10 Things to Know About the Senate Democrats’ Budget

10 Things to Know About the Senate Democrats’ Budget

1. The Senate Democratic budget purports achieve a $1.85 trillion worth of deficit reduction over the next 10 years through spending cuts and revenues raised through tax code reform. That is in addition to the $2.4 trillion in deficit reduction called for in current law.

2. The budget includes instructions for the Senate Finance Committee to submit a tax reform plan by Oct. 1 that raises $975 billion. Though Democrats would prefer this revenue be used for deficit reduction, the instructions do not explicitly preclude using that revenue to reduce tax rates, a move Republicans support.

3. The budget calls for $975 billion in deficit reduction through spending cuts and interest savings, including $240 billion in defense cuts and $493 billion in domestic spending cuts. Those domestic cuts include $265 billion in Medicare savings and $10 billion in Medicaid savings with the caveat that none of those cuts can affect beneficiaries.

4. Democrats say one of their top goals is to replace the sequester, the automatic spending cuts triggered by the failure of Congress to craft a grand bargain. And they appear to hope to do that through tax reform and targeted cuts to entitlements and other domestic programs.

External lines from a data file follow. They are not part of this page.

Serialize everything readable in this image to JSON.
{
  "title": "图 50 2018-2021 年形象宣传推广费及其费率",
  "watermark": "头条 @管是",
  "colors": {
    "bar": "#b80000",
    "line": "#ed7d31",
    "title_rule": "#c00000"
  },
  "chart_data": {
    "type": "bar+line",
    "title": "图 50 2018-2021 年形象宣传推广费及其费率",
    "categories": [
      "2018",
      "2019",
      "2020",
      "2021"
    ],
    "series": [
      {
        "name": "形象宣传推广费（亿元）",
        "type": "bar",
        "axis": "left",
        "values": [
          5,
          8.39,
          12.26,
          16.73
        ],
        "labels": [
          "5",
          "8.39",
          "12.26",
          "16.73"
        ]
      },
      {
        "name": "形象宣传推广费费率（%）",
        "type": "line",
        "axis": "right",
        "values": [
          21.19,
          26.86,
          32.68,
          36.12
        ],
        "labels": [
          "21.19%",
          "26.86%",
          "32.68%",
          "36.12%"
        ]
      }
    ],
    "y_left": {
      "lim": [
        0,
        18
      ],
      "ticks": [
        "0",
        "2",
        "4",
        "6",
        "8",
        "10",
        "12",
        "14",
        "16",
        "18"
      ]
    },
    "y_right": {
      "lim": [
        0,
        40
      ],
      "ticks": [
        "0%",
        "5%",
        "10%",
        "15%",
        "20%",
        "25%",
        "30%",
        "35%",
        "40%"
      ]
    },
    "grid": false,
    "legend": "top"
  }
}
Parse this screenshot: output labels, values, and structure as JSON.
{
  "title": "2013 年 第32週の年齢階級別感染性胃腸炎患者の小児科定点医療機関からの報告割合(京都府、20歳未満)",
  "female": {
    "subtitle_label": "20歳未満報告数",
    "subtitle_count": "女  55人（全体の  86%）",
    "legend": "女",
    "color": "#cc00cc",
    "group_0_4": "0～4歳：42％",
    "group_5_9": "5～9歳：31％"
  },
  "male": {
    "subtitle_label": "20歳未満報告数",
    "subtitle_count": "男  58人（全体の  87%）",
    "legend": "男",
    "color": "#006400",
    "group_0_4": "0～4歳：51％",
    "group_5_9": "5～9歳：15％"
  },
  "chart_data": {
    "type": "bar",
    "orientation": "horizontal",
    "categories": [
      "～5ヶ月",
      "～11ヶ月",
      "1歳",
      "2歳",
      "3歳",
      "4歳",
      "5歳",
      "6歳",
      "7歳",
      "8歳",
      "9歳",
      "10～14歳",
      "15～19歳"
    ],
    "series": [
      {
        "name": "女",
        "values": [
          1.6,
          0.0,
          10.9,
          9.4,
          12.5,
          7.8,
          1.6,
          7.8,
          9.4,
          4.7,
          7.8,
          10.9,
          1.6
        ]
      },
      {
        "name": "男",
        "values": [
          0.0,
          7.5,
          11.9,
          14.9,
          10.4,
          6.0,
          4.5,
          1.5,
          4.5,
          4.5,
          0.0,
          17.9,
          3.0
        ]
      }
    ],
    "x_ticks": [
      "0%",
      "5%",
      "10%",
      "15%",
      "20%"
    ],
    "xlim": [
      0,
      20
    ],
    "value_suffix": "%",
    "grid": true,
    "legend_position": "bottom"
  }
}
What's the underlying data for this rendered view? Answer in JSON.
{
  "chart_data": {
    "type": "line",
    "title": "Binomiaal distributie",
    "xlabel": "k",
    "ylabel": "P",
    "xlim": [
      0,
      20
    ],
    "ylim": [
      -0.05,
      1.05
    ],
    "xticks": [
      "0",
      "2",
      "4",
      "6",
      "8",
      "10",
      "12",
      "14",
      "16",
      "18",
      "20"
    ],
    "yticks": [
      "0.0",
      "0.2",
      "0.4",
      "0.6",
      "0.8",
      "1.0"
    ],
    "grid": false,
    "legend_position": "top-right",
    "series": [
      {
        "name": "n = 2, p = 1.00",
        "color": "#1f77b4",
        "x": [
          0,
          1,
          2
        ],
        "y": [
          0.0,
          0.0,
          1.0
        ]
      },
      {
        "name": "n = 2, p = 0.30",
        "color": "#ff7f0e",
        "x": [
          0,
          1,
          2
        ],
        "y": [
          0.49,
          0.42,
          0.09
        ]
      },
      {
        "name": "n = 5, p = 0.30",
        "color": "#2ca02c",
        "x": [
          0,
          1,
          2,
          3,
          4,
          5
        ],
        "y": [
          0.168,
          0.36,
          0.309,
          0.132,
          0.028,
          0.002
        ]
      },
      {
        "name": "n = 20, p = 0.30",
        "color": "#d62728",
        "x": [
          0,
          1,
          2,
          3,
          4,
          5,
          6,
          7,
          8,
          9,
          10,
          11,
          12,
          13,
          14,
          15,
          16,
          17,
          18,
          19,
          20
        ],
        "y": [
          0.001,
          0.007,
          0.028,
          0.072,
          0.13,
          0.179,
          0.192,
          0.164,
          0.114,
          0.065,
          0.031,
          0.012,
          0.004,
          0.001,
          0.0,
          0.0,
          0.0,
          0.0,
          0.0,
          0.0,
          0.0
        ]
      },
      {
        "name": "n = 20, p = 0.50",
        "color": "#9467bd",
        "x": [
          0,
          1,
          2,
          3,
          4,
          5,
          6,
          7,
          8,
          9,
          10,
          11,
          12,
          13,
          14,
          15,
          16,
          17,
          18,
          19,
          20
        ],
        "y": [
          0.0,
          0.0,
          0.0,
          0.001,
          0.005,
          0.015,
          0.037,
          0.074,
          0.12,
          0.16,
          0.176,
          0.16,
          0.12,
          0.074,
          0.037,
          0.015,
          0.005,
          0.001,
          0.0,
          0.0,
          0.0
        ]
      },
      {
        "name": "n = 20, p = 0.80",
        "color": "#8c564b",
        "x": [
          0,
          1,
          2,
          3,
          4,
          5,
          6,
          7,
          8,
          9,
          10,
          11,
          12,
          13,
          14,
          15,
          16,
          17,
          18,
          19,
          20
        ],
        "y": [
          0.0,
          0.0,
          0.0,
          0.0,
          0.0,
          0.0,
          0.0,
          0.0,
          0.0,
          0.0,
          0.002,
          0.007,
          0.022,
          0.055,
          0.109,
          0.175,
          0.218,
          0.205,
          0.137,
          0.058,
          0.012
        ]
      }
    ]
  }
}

5. Because the House and Senate likely will not agree on a budget, the rumored turf war between the Budget and Finance committees is likely moot. The loose tax instructions will not go into effect if the plan is passed by only one chamber.

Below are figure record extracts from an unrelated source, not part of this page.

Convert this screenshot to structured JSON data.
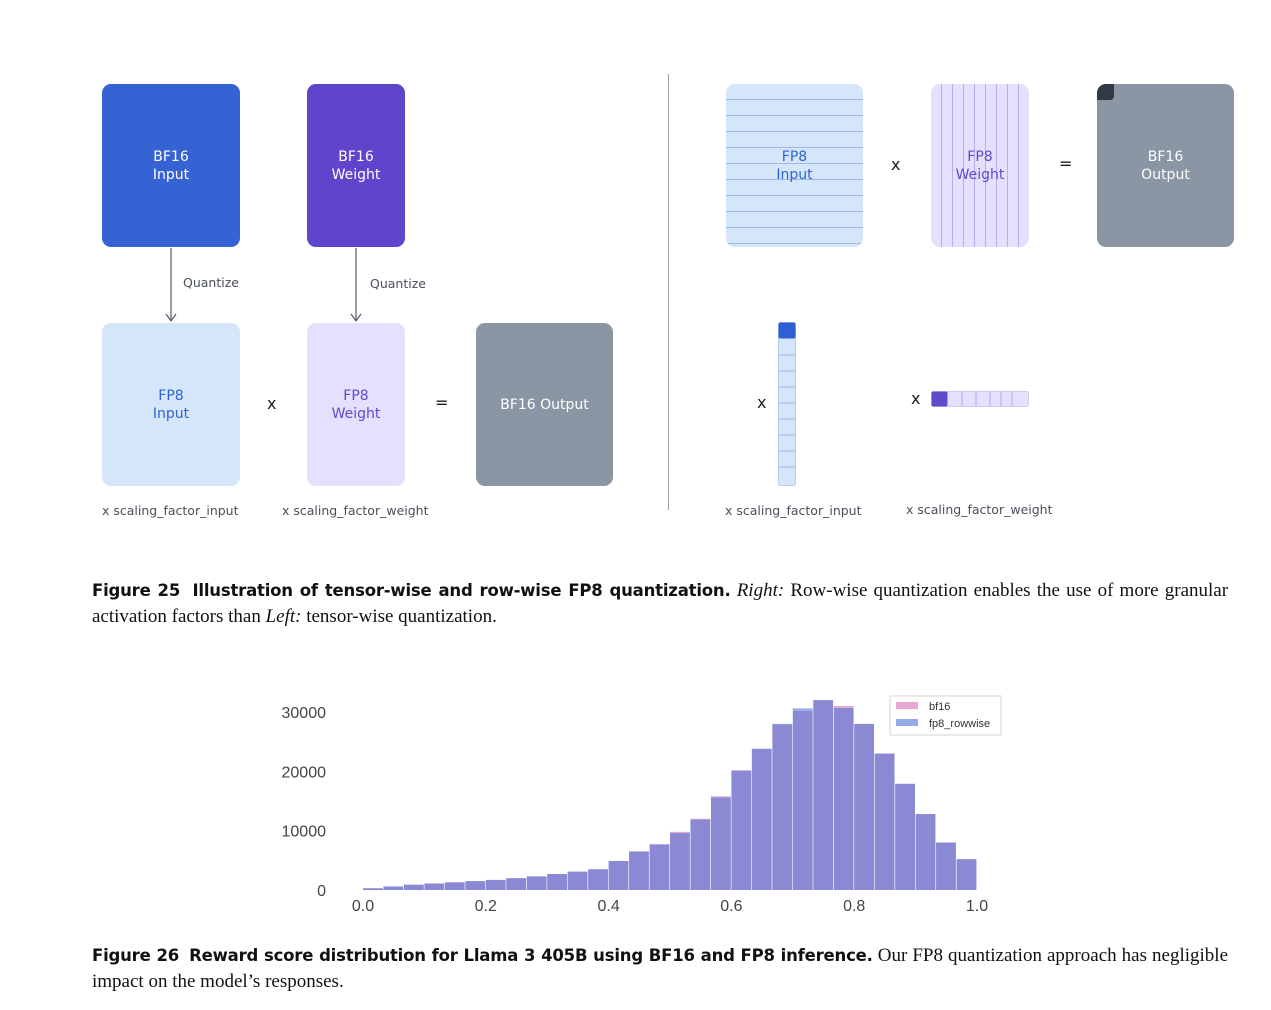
{
  "left_diagram": {
    "bf16_input": {
      "line1": "BF16",
      "line2": "Input"
    },
    "bf16_weight": {
      "line1": "BF16",
      "line2": "Weight"
    },
    "quantize_1": "Quantize",
    "quantize_2": "Quantize",
    "fp8_input": {
      "line1": "FP8",
      "line2": "Input"
    },
    "times": "x",
    "fp8_weight": {
      "line1": "FP8",
      "line2": "Weight"
    },
    "equals": "=",
    "bf16_output": "BF16 Output",
    "scale_input": "x scaling_factor_input",
    "scale_weight": "x scaling_factor_weight"
  },
  "right_diagram": {
    "fp8_input": {
      "line1": "FP8",
      "line2": "Input"
    },
    "times": "x",
    "fp8_weight": {
      "line1": "FP8",
      "line2": "Weight"
    },
    "equals": "=",
    "bf16_output": {
      "line1": "BF16",
      "line2": "Output"
    },
    "times_col": "x",
    "times_row": "x",
    "scale_input": "x scaling_factor_input",
    "scale_weight": "x scaling_factor_weight"
  },
  "figure25": {
    "label": "Figure 25",
    "bold_title": "Illustration of tensor-wise and row-wise FP8 quantization.",
    "right_label": "Right:",
    "text1": "Row-wise quantization enables the use of more granular activation factors than",
    "left_label": "Left:",
    "text2": "tensor-wise quantization."
  },
  "figure26": {
    "label": "Figure 26",
    "bold_title": "Reward score distribution for Llama 3 405B using BF16 and FP8 inference.",
    "text": "Our FP8 quantization approach has negligible impact on the model’s responses."
  },
  "chart_data": {
    "type": "bar",
    "title": "",
    "xlabel": "",
    "ylabel": "",
    "xlim": [
      0.0,
      1.0
    ],
    "ylim": [
      0,
      32500
    ],
    "x_ticks": [
      "0.0",
      "0.2",
      "0.4",
      "0.6",
      "0.8",
      "1.0"
    ],
    "y_ticks": [
      "0",
      "10000",
      "20000",
      "30000"
    ],
    "legend": {
      "position": "top-right",
      "entries": [
        "bf16",
        "fp8_rowwise"
      ]
    },
    "colors": {
      "bf16": "#e4a8d2",
      "fp8_rowwise": "#93abe6",
      "overlap": "#8c89d4"
    },
    "bin_width": 0.0333,
    "bin_starts": [
      0.0,
      0.0333,
      0.0667,
      0.1,
      0.1333,
      0.1667,
      0.2,
      0.2333,
      0.2667,
      0.3,
      0.3333,
      0.3667,
      0.4,
      0.4333,
      0.4667,
      0.5,
      0.5333,
      0.5667,
      0.6,
      0.6333,
      0.6667,
      0.7,
      0.7333,
      0.7667,
      0.8,
      0.8333,
      0.8667,
      0.9,
      0.9333,
      0.9667
    ],
    "series": [
      {
        "name": "bf16",
        "values": [
          300,
          600,
          900,
          1100,
          1300,
          1500,
          1700,
          2000,
          2300,
          2700,
          3100,
          3500,
          4900,
          6500,
          7700,
          9800,
          12000,
          15800,
          20200,
          23800,
          27900,
          30200,
          32000,
          31000,
          28000,
          23000,
          17900,
          12800,
          8000,
          5200
        ]
      },
      {
        "name": "fp8_rowwise",
        "values": [
          300,
          600,
          900,
          1100,
          1300,
          1500,
          1700,
          2000,
          2300,
          2700,
          3100,
          3500,
          4900,
          6500,
          7700,
          9600,
          11900,
          15600,
          20100,
          23800,
          28000,
          30600,
          32000,
          30700,
          28000,
          23000,
          17900,
          12800,
          8000,
          5200
        ]
      }
    ]
  }
}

6. Democrats frame their budget as a rebuttal to House Budget Chairman Paul D. Ryan’s plan, which the Wisconsin Republican revealed Tuesday. Senate Budget Chairwoman Patty Murray, D-Wash., on Wednesday attacked the GOP plan, saying it “would shred the safety net that has offered a hand up to millions of families across America, including my own, and we reject that approach.” Expect more of that on the floor next week.

7. Though the budget calls for $275 billion in overall mandatory health care savings, it does not specify where those cuts should be made, only that cuts should not affect beneficiaries and that overall, any changes made anywhere in the budget should not affect the middle class.

8. The Budget Committee is likely to approve the framework this week, with a lengthy floor vote-a-rama next week. A budget resolution is privileged and needs only 51 votes to pass. Leadership aides say they are confident they have the votes, even though there is some division among Democrats.

9. Expect some intrigue regarding GOP amendments both in committee and on the floor. Amendments on the floor in particular tend to be political in nature. In 2009, when the Senate last did a vote-a-rama, an amendment popped up to kill earmarks for Berkeley, Calif., and transfer that money to the Defense Department as well as one to change the definition of “targeted low-income child” to “include the unborn child from the moment of conception.”

10. Though budgets do not have the force of law, Senate Democrats believe they are at least taking away the GOP talking point that they haven’t done one in four years. So there’s that.